FOXG1 syndrome: genotype–phenotype association in 83 patients with FOXG1 variants

• Published in: Genetics in medicine Vol. 20; no. 1; pp. 98 - 108
• Main Authors: Mitter, Diana, Pringsheim, Milka, Kaulisch, Marc, Plümacher, Kim Sarah, Schröder, Simone, Warthemann, Rita, Abou Jamra, Rami, Baethmann, Martina, Bast, Thomas, Büttel, Hans-Martin, Cohen, Julie S., Conover, Elizabeth, Courage, Carolina, Eger, Angelika, Fatemi, Ali, Grebe, Theresa A., Hauser, Natalie S., Heinritz, Wolfram, Helbig, Katherine L., Heruth, Marion, Huhle, Dagmar, Höft, Karen, Karch, Stephanie, Kluger, Gerhard, Korenke, G. Christoph, Lemke, Johannes R., Lutz, Richard E., Patzer, Steffi, Prehl, Isabelle, Hoertnagel, Konstanze, Ramsey, Keri, Rating, Tina, Rieß, Angelika, Rohena, Luis, Schimmel, Mareike, Westman, Rachel, Zech, Frank-Martin, Zoll, Barbara, Malzahn, Dörthe, Zirn, Birgit, Brockmann, Knut
• Format: Journal Article
• Language: English
• Published: New York Elsevier Inc 01.01.2018; Nature Publishing Group US; Elsevier Limited
• Subjects: 631/208/205/2138; 631/208/2489/144; 631/208/457/649; 692/617/375; Biomedical and Life Sciences; Biomedicine; Child; Child, Preschool; congenital variant of Rett syndrome; DNA Mutational Analysis; Female; Forkhead Transcription Factors - genetics; FOXG1 phenotypic spectrum; FOXG1 variants; Genetic Association Studies; Genetic counseling; Genetic Variation; Genotype; Genotype & phenotype; genotype–phenotype association; Human Genetics; Humans; Laboratory Medicine; Magnetic Resonance Imaging; Male; Nerve Tissue Proteins - genetics; original-research-article; Phenotype; Polymorphism, Single Nucleotide; Rett Syndrome - diagnosis; Rett Syndrome - genetics; FOXG1 variants; genotype–phenotype association; congenital variant of Rett syndrome; FOXG1 phenotypic spectrum; variants
• ISSN: 1098-3600; 1530-0366; 1530-0366
• DOI: 10.1038/gim.2017.75

The study aimed at widening the clinical and genetic spectrum and assessing genotype–phenotype associations in FOXG1 syndrome due to FOXG1 variants.
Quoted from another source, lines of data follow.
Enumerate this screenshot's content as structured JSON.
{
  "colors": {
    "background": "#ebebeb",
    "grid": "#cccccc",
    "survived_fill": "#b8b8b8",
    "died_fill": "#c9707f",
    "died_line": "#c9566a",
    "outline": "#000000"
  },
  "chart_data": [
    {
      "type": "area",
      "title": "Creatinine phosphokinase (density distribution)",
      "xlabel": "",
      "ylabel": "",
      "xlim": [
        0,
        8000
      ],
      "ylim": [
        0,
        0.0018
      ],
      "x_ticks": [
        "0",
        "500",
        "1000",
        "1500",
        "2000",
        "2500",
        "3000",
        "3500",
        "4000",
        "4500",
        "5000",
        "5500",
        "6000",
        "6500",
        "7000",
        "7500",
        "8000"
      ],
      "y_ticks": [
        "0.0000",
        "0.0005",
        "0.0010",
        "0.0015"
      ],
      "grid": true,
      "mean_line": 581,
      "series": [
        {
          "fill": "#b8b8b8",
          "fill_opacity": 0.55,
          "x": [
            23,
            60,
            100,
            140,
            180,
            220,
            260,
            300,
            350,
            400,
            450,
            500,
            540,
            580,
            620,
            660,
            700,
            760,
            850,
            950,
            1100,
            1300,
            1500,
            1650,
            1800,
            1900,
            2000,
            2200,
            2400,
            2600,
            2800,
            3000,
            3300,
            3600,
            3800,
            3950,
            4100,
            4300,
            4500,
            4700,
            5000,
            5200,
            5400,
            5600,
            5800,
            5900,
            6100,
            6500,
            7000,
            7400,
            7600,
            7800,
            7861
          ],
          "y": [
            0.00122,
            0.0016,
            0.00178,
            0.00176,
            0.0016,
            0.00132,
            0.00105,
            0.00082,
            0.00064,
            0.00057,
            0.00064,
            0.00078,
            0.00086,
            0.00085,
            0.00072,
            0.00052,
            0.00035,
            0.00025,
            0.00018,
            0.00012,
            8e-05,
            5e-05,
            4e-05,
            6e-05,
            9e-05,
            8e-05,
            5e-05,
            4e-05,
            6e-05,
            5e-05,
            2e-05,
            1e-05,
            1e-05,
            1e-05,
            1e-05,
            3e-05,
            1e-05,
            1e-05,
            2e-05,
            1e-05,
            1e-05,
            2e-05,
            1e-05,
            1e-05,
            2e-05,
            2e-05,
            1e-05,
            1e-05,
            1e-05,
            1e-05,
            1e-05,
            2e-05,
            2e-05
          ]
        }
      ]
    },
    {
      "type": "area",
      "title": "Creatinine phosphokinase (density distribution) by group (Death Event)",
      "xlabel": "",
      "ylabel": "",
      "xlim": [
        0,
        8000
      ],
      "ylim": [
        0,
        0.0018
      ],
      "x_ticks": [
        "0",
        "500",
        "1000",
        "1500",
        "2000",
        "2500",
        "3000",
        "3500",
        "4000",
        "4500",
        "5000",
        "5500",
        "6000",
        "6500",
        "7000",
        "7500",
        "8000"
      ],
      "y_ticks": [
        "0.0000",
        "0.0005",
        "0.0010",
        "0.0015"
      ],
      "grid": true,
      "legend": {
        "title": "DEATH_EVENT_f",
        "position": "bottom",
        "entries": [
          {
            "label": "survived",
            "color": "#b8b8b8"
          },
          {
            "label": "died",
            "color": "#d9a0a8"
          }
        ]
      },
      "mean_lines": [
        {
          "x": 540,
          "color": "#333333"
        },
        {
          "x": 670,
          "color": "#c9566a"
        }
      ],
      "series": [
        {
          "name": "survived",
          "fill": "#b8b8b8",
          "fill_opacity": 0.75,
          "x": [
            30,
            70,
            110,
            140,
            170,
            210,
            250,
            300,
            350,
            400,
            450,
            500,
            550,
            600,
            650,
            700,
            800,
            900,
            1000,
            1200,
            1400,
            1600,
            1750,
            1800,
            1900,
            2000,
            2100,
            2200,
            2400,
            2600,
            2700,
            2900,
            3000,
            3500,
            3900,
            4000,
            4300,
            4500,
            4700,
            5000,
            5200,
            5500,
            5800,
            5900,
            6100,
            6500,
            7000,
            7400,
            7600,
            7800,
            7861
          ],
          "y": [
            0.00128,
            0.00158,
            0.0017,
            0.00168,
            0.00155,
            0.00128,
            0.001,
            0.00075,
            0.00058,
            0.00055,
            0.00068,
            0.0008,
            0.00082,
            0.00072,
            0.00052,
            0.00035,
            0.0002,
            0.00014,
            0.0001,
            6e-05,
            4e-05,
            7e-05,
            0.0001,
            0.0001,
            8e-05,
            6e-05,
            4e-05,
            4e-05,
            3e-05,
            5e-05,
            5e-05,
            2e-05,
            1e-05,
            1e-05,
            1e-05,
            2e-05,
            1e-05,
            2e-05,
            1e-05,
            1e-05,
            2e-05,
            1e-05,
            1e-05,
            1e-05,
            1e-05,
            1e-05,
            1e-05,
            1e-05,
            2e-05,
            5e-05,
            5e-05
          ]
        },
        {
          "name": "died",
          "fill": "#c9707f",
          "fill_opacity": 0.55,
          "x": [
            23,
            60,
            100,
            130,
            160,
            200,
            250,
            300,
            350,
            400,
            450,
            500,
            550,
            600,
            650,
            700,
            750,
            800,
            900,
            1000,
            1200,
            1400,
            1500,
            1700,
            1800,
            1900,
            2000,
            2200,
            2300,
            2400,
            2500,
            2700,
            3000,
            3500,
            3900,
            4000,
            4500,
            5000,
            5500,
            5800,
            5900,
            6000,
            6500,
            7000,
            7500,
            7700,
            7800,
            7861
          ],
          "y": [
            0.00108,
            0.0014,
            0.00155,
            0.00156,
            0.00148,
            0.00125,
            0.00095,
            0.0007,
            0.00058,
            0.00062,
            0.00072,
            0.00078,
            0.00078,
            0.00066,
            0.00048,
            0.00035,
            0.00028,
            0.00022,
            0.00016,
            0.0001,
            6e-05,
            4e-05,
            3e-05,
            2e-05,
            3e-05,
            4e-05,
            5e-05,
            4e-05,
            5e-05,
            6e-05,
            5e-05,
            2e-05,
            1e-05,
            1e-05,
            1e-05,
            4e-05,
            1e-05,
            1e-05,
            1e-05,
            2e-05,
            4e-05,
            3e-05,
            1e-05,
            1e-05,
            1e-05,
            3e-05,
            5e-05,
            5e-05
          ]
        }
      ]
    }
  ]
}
We compiled 30 new and 53 reported patients with a heterozygous pathogenic or likely pathogenic variant in FOXG1. We grouped patients according to type and location of the variant. Statistical analysis of molecular and clinical data was performed using Fisher’s exact test and a nonparametric multivariate test. Among the 30 new patients, we identified 19 novel FOXG1 variants. Among the total group of 83 patients, there were 54 variants: 20 frameshift (37%), 17 missense (31%), 15 nonsense (28%), and 2 in-frame variants (4%). Frameshift and nonsense variants are distributed over all FOXG1 protein domains; missense variants cluster within the conserved forkhead domain. We found a higher phenotypic variability than previously described. Genotype–phenotype association revealed significant differences in psychomotor development and neurological features between FOXG1 genotype groups. More severe phenotypes were associated with truncating FOXG1 variants in the N-terminal domain and the forkhead domain (except conserved site 1) and milder phenotypes with missense variants in the forkhead conserved site 1. These data may serve for improved interpretation of new FOXG1 sequence variants and well-founded genetic counseling.